For a long time, many people are not good impression of MP3, more people think the best sound quality WMA is better than MP3, this argument is not correct, in the high code rate, coding the right MP3 is much better than WMA, can be very close to the CD quality, in the less well supported by hardware devices, not many people can distinguish between the difference between the two, This is not a myth, although you can easily distinguish between MP3 and CDs in the past, but now you cannot guarantee that you can tell the difference correctly. Because MP3 is excellent coding, it was buried before.

Basic audio-related knowledge

Contact Us

The content source of this page is from Internet, which doesn't represent Alibaba Cloud's opinion; products and services mentioned on that page don't have any relationship with Alibaba Cloud. If the content of the page makes you feel confusing, please write us an email, we will handle the problem within 5 days after receiving your email.

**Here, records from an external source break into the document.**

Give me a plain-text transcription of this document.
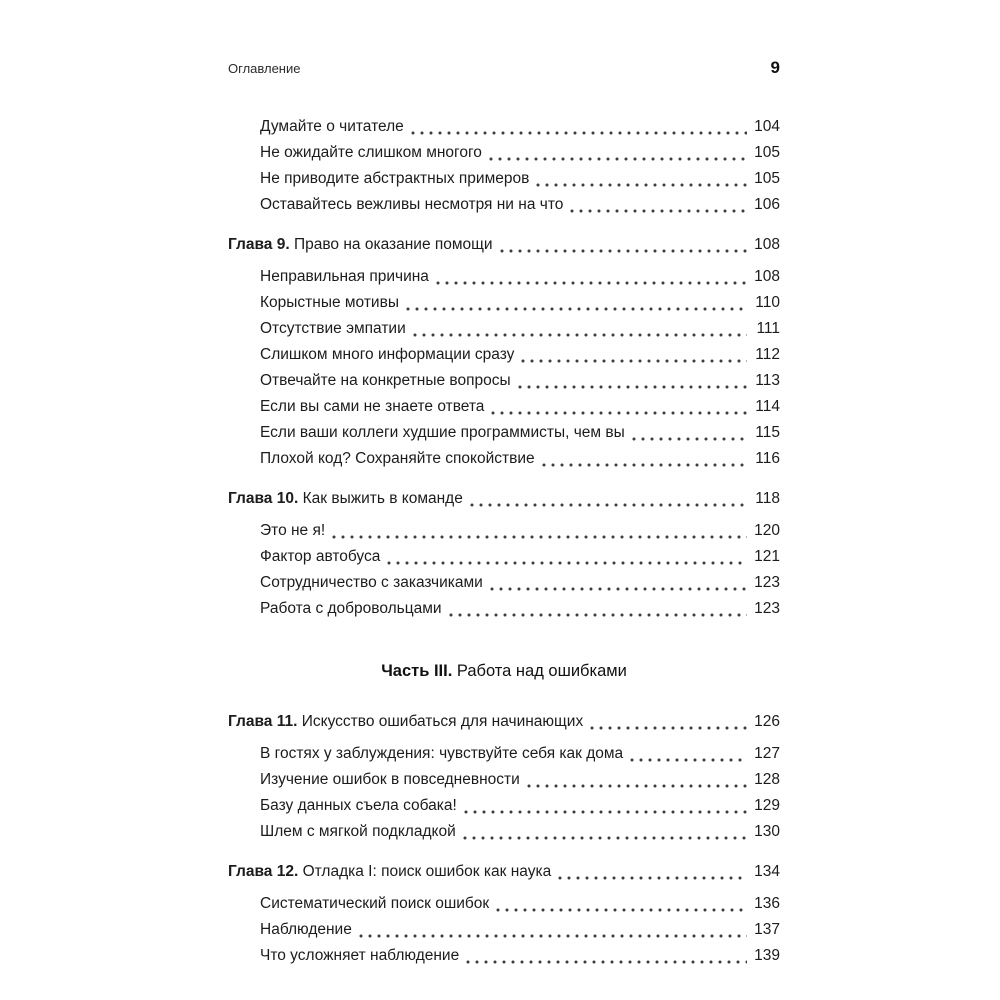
Оглавление	9
Думайте о читателе	104
Не ожидайте слишком многого	105
Не приводите абстрактных примеров	105
Оставайтесь вежливы несмотря ни на что	106
Глава 9. Право на оказание помощи	108
Неправильная причина	108
Корыстные мотивы	110
Отсутствие эмпатии	111
Слишком много информации сразу	112
Отвечайте на конкретные вопросы	113
Если вы сами не знаете ответа	114
Если ваши коллеги худшие программисты, чем вы	115
Плохой код? Сохраняйте спокойствие	116
Глава 10. Как выжить в команде	118
Это не я!	120
Фактор автобуса	121
Сотрудничество с заказчиками	123
Работа с добровольцами	123
Часть III. Работа над ошибками
Глава 11. Искусство ошибаться для начинающих	126
В гостях у заблуждения: чувствуйте себя как дома	127
Изучение ошибок в повседневности	128
Базу данных съела собака!	129
Шлем с мягкой подкладкой	130
Глава 12. Отладка I: поиск ошибок как наука	134
Систематический поиск ошибок	136
Наблюдение	137
Что усложняет наблюдение	139
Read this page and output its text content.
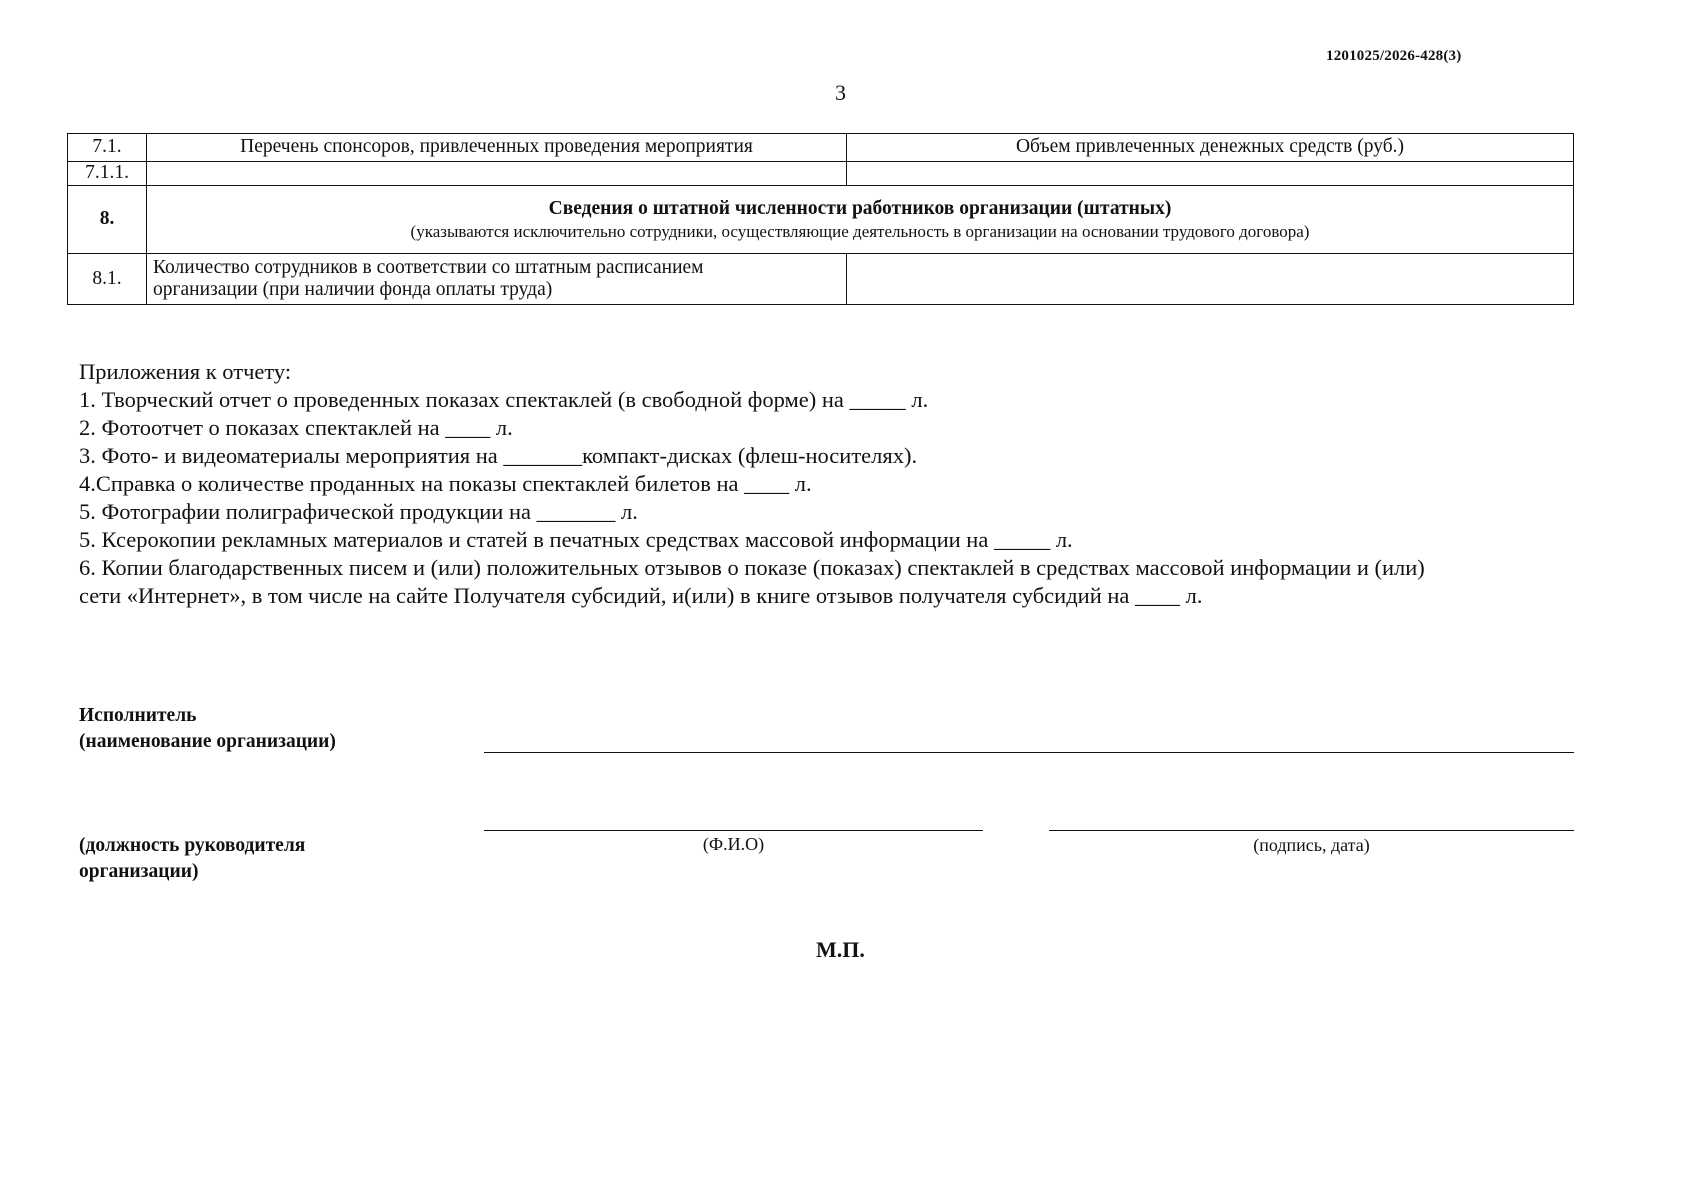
1201025/2026-428(3)
3
7.1.	Перечень спонсоров, привлеченных проведения мероприятия	Объем привлеченных денежных средств (руб.)
7.1.1.		
8.	Сведения о штатной численности работников организации (штатных)
(указываются исключительно сотрудники, осуществляющие деятельность в организации на основании трудового договора)	

8.1.	Количество сотрудников в соответствии со штатным расписанием
организации (при наличии фонда оплаты труда)	

Приложения к отчету:

1. Творческий отчет о проведенных показах спектаклей (в свободной форме) на _____ л.

2. Фотоотчет о показах спектаклей на ____ л.

3. Фото- и видеоматериалы мероприятия на _______компакт-дисках (флеш-носителях).

4.Справка о количестве проданных на показы спектаклей билетов на ____ л.

5. Фотографии полиграфической продукции на _______ л.

5. Ксерокопии рекламных материалов и статей в печатных средствах массовой информации на _____ л.

6. Копии благодарственных писем и (или) положительных отзывов о показе (показах) спектаклей в средствах массовой информации и (или)

сети «Интернет», в том числе на сайте Получателя субсидий, и(или) в книге отзывов получателя субсидий на ____ л.

Исполнитель
(наименование организации)
(должность руководителя
организации)
(Ф.И.О)	(подпись, дата)
М.П.
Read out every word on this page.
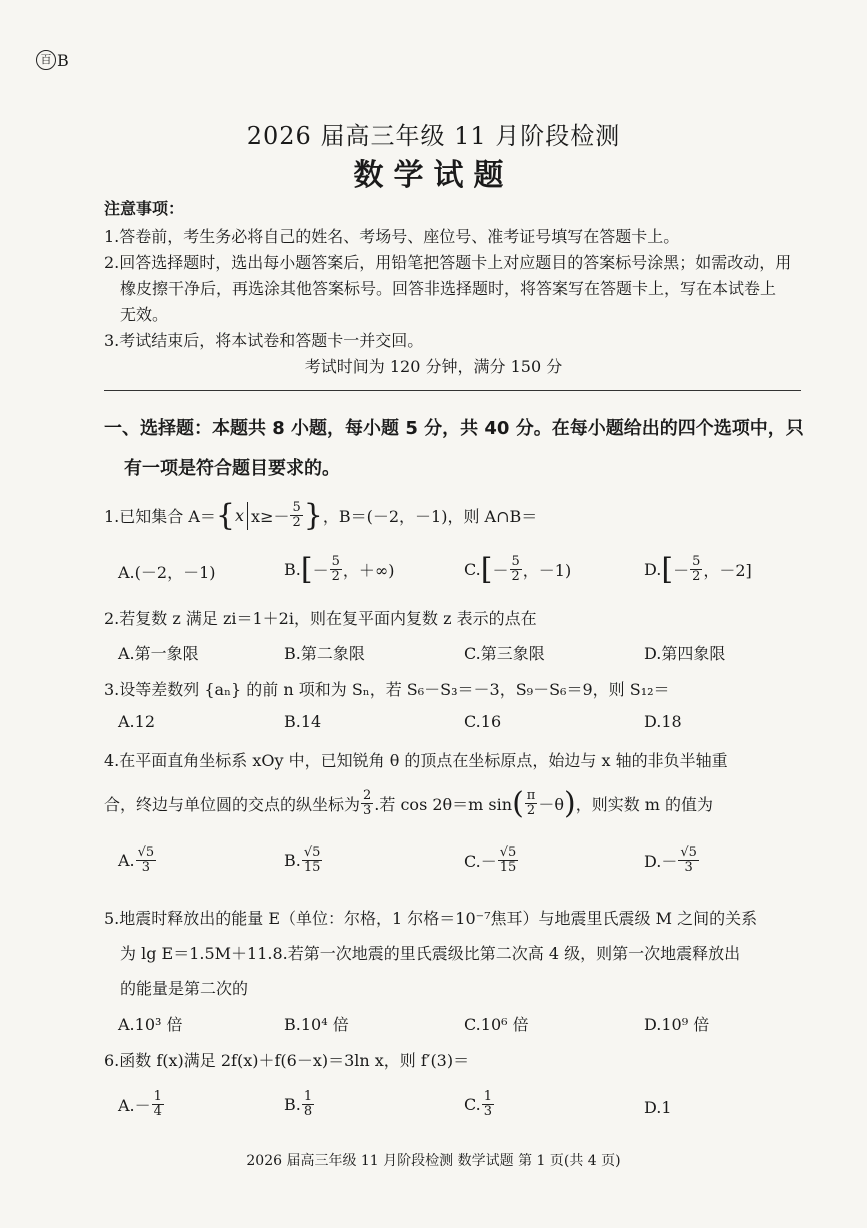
百 B
2026 届高三年级 11 月阶段检测
数学试题
注意事项：
1.答卷前，考生务必将自己的姓名、考场号、座位号、准考证号填写在答题卡上。
2.回答选择题时，选出每小题答案后，用铅笔把答题卡上对应题目的答案标号涂黑；如需改动，用
橡皮擦干净后，再选涂其他答案标号。回答非选择题时，将答案写在答题卡上，写在本试卷上
无效。
3.考试结束后，将本试卷和答题卡一并交回。
考试时间为 120 分钟，满分 150 分
一、选择题：本题共 8 小题，每小题 5 分，共 40 分。在每小题给出的四个选项中，只
有一项是符合题目要求的。
1.已知集合 A＝ { x $x\ge- \frac{5}{2}$ } ，B＝(－2，－1)，则 A∩B＝
A.(－2，－1)	B. [ － $\frac{5}{2}$ ，＋∞)	C. [ － $\frac{5}{2}$ ，－1)	D. [ － $\frac{5}{2}$ ，－2]
2.若复数 z 满足 zi＝1＋2i，则在复平面内复数 z 表示的点在
A.第一象限	B.第二象限	C.第三象限	D.第四象限
3.设等差数列 {aₙ} 的前 n 项和为 Sₙ，若 S₆－S₃＝－3，S₉－S₆＝9，则 S₁₂＝
A.12	B.14	C.16	D.18
4.在平面直角坐标系 xOy 中，已知锐角 θ 的顶点在坐标原点，始边与 x 轴的非负半轴重
合，终边与单位圆的交点的纵坐标为 $\frac{2}{3}$ .若 cos 2θ＝m sin ( $\frac{\pi}{2} -\theta$ ) ，则实数 m 的值为
A. $\frac{√5}{3}$	B. $\frac{√5}{15}$	$C.- \frac{√5}{15}$	$D.- \frac{√5}{3}$
5.地震时释放出的能量 E（单位：尔格，1 尔格＝10⁻⁷焦耳）与地震里氏震级 M 之间的关系
为 lg E＝1.5M＋11.8.若第一次地震的里氏震级比第二次高 4 级，则第一次地震释放出
的能量是第二次的
A.10³ 倍	B.10⁴ 倍	C.10⁶ 倍	D.10⁹ 倍
6.函数 f(x)满足 2f(x)＋f(6－x)＝3ln x，则 f′(3)＝
$A.- \frac{1}{4}$	B. $\frac{1}{8}$	C. $\frac{1}{3}$	D.1
2026 届高三年级 11 月阶段检测 数学试题 第 1 页(共 4 页)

If you find any instances of plagiarism from the community, please send an email to: info-contact@alibabacloud.com and provide relevant evidence. A staff member will contact you within 5 working days.

A Free Trial That Lets You Build Big!

Start building with 50+ products and up to 12 months usage for Elastic Compute Service

  • Sales Support

    1 on 1 presale consultation

  • After-Sales Support

    24/7 Technical Support 6 Free Tickets per Quarter Faster Response

  • Alibaba Cloud offers highly flexible support services tailored to meet your exact needs.